My first “program” was a BASIC script on Commode 64. It was able to print some text on the screen twenty times. The text was “Hello world”. I copied it from a book which I hoped I can learn write games from ( I never really wrote any game except the one for a homework at university ). Since then the languages have been advanced…
I don’t want any religious argument about which language is better than the other. I wrote so many website in so many different php frameworks I stopped counting a long time ago. From the homemade “custom framework” to the heavy-weight symfony I saw the evolution. Although I’ve made a lot of administrative script in PERL and a bunch programs in Python I never wrote any website based on these languages in turn they should be as much good as PHP is (if not better). I’m familiar with Django. I wrote a monitoring system and Continuous Integration tools in Django. I remember the old days when CGI script was written in PERL. So I decided I test them. Which is better for what and why?
Principles
- The framework should be fast. Very fast! That’s the top priority
- The ORM has to be involved in the tests.
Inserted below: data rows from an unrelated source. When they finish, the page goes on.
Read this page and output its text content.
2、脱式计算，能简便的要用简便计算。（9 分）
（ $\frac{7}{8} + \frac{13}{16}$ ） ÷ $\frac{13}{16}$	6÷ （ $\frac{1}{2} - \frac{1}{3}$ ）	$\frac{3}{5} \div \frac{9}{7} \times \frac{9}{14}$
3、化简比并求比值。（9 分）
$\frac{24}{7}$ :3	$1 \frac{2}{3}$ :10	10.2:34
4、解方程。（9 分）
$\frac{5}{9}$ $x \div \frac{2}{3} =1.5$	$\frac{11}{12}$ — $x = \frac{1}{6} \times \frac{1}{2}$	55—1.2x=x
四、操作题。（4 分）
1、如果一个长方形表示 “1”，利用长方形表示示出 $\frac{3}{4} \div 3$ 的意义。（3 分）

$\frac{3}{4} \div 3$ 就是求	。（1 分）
- The framework should not eat up all the resources on the host machine. This is essential.
- The framework should be easy to program.
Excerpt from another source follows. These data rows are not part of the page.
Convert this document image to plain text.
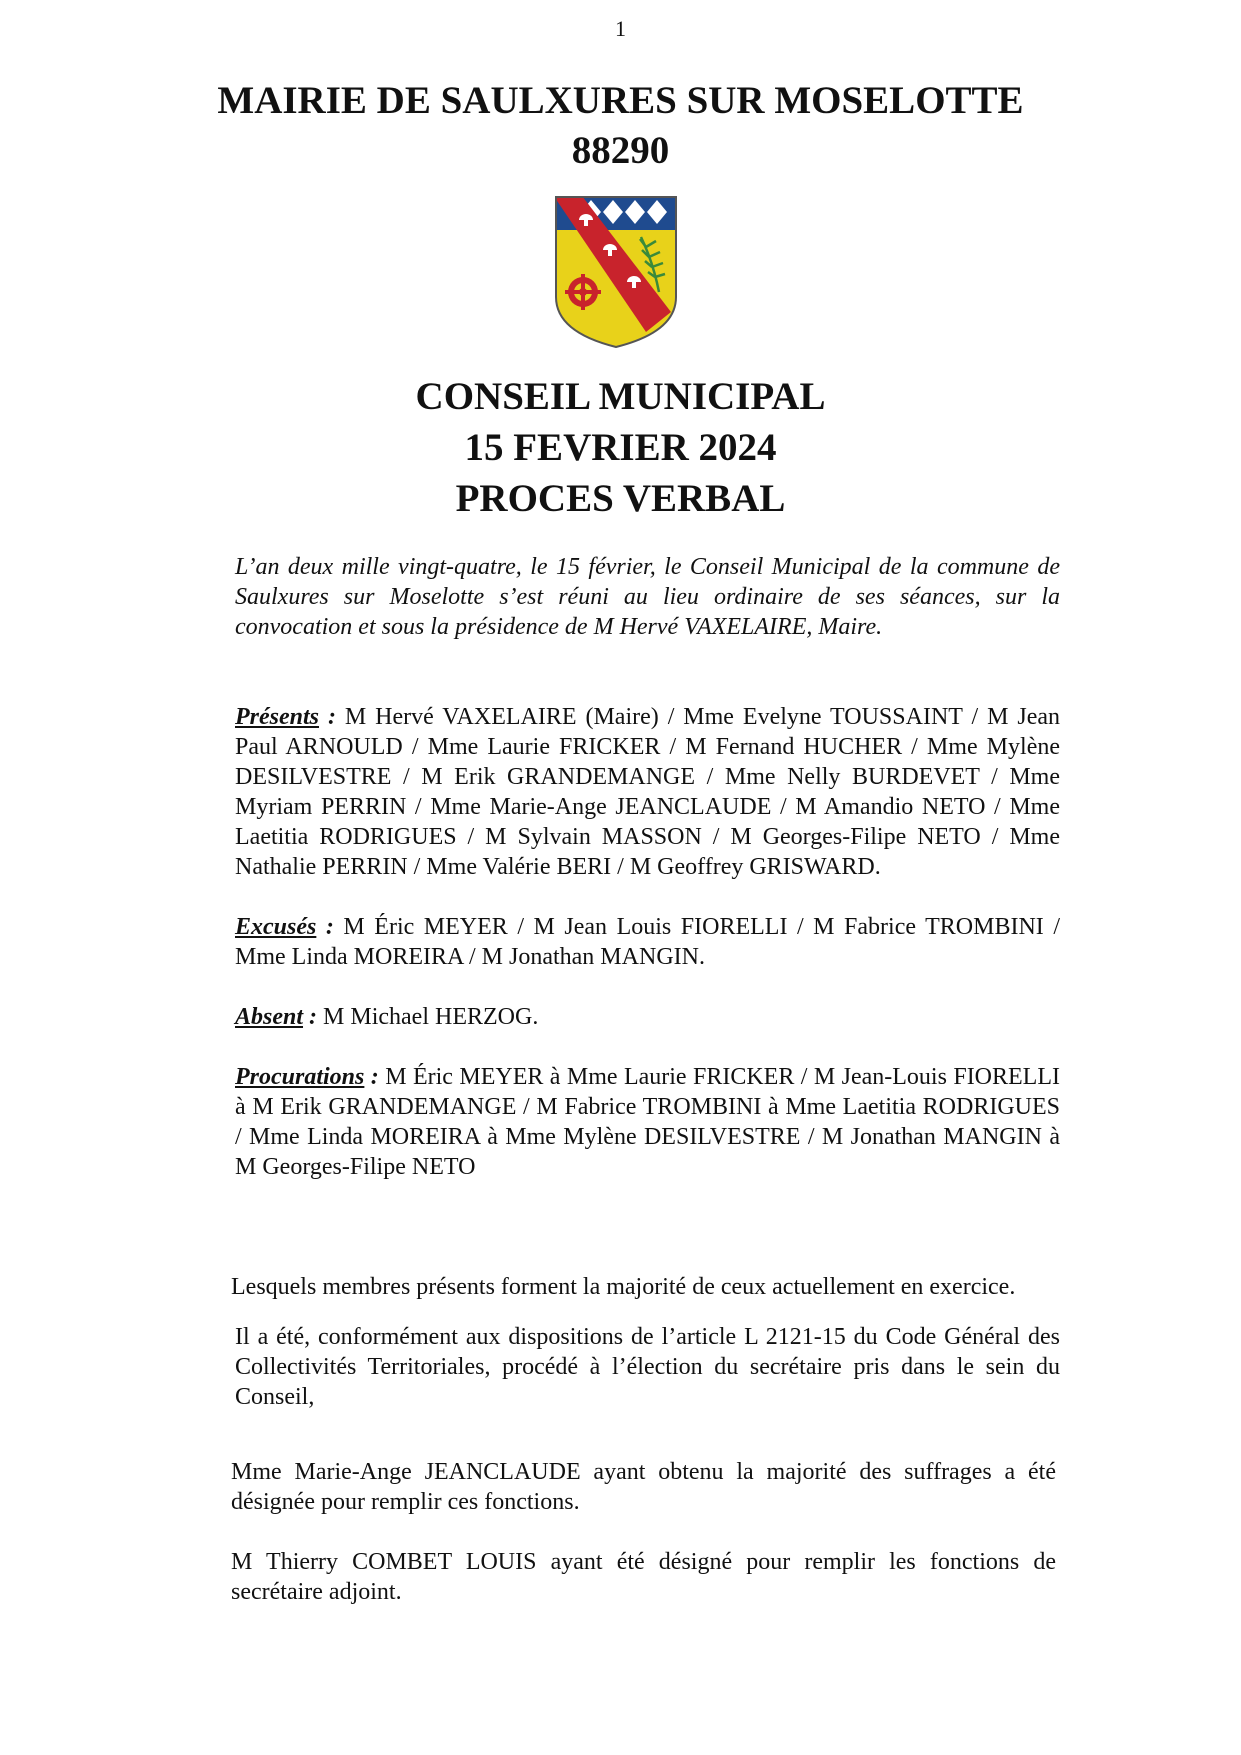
1
MAIRIE DE SAULXURES SUR MOSELOTTE
88290
CONSEIL MUNICIPAL
15 FEVRIER 2024
PROCES VERBAL

L’an deux mille vingt-quatre, le 15 février, le Conseil Municipal de la commune de Saulxures sur Moselotte s’est réuni au lieu ordinaire de ses séances, sur la convocation et sous la présidence de M Hervé VAXELAIRE, Maire.

Présents : M Hervé VAXELAIRE (Maire) / Mme Evelyne TOUSSAINT / M Jean Paul ARNOULD / Mme Laurie FRICKER / M Fernand HUCHER / Mme Mylène DESILVESTRE / M Erik GRANDEMANGE / Mme Nelly BURDEVET / Mme Myriam PERRIN / Mme Marie-Ange JEANCLAUDE / M Amandio NETO / Mme Laetitia RODRIGUES / M Sylvain MASSON / M Georges-Filipe NETO / Mme Nathalie PERRIN / Mme Valérie BERI / M Geoffrey GRISWARD.

Excusés : M Éric MEYER / M Jean Louis FIORELLI / M Fabrice TROMBINI / Mme Linda MOREIRA / M Jonathan MANGIN.

Absent : M Michael HERZOG.

Procurations : M Éric MEYER à Mme Laurie FRICKER / M Jean-Louis FIORELLI à M Erik GRANDEMANGE / M Fabrice TROMBINI à Mme Laetitia RODRIGUES / Mme Linda MOREIRA à Mme Mylène DESILVESTRE / M Jonathan MANGIN à M Georges-Filipe NETO

Lesquels membres présents forment la majorité de ceux actuellement en exercice.

Il a été, conformément aux dispositions de l’article L 2121-15 du Code Général des Collectivités Territoriales, procédé à l’élection du secrétaire pris dans le sein du Conseil,

Mme Marie-Ange JEANCLAUDE ayant obtenu la majorité des suffrages a été désignée pour remplir ces fonctions.

M Thierry COMBET LOUIS ayant été désigné pour remplir les fonctions de secrétaire adjoint.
- The learning curve. Rather interesting than important.
- The installation and maintenance.
I was looking for similar tests in google but I could’t find any comprehensive one. I don’t say this would be it but it covers all the aspects I wanted.
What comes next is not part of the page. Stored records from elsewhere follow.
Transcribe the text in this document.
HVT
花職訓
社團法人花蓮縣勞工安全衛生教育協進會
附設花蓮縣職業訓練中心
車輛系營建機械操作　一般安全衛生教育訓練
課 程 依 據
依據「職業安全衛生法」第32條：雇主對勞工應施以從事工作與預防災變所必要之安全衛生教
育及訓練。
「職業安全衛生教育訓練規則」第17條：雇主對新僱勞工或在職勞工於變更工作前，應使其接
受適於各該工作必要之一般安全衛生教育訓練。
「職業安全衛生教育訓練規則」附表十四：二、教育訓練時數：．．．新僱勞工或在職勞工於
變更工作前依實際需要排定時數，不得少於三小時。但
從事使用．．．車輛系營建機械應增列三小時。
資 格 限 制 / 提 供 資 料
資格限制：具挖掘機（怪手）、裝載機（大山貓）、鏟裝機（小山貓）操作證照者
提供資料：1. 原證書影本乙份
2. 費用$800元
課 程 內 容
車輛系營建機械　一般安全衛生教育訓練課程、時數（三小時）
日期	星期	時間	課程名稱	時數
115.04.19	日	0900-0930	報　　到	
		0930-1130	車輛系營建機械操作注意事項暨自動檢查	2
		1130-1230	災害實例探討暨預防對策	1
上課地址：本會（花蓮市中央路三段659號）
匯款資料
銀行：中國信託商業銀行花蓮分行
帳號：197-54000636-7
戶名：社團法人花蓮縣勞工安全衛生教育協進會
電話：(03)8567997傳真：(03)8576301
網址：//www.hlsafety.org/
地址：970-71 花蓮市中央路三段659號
And I think I have to explain why the ORM has to be involved. I know and I agree that the overhead of a framework should be measured with a simple Hello world! example as a lot of tests did I saw on the internet. But I don’t care about the overhead of a framework compared to plain PHP/PERL/Python code. I really don’t. I decided to work in framework. I’m interested in the performance, system requirements, features and manageability of the different frameworks based on different languages.
Candidates
- Catalyst framework (PERL)
- Django (Python)
- Symfony 1.2 with Propel (PHP)
- Symfony 1.4 with Doctrine (PHP)
Why is there two different versions of symfony? Because up to this day both of them are used for very big sites. Symfony 1.4 with Doctrine is a little bit more sophisticated, have more features and have much more plugin to it. However Symfony 1.2 was shipped with Propel as default ORM which is still claimed to be significantly faster than Doctrine. So that’s the reason for it.
Environment
I’ve created virtual machines for all the framework one by one cloned from the same source. The operation system was a CentOS 6.2 minimal install. I installed the necessary packages like vim, make, gcc, nginx and Percona Server 5.5 etc. and then make a snapshot of the box. This snapshot was the basis of the VMs. The system parameters were:
- 600 MB Ram
- 1 core CPU
- 8GB HDD (50-70 MB / sec read)
- CentOS 6.2
- Percona MySQL Server 5.5
- Nginx 1.0.12
The Test
1. A started to install the frameworks from scratch just like the documentation describes it. I wanted to see how hard to get a working copy of the framework.
2. Run the framework in development mode and see the its default behavior.
3. Create the model from database. Note: I know this is a little bit different than the recommended way but the idea was that I have an application with a database under it and I want to change the application from my old “framework” to a professional one.
4. Create the standard view.
- The list of the elements limit by 10.
- The detailed view of one object/row whatever you call it.
5. Load it heavily with ab (apache-benchmark). See the required resources during the test and check the results.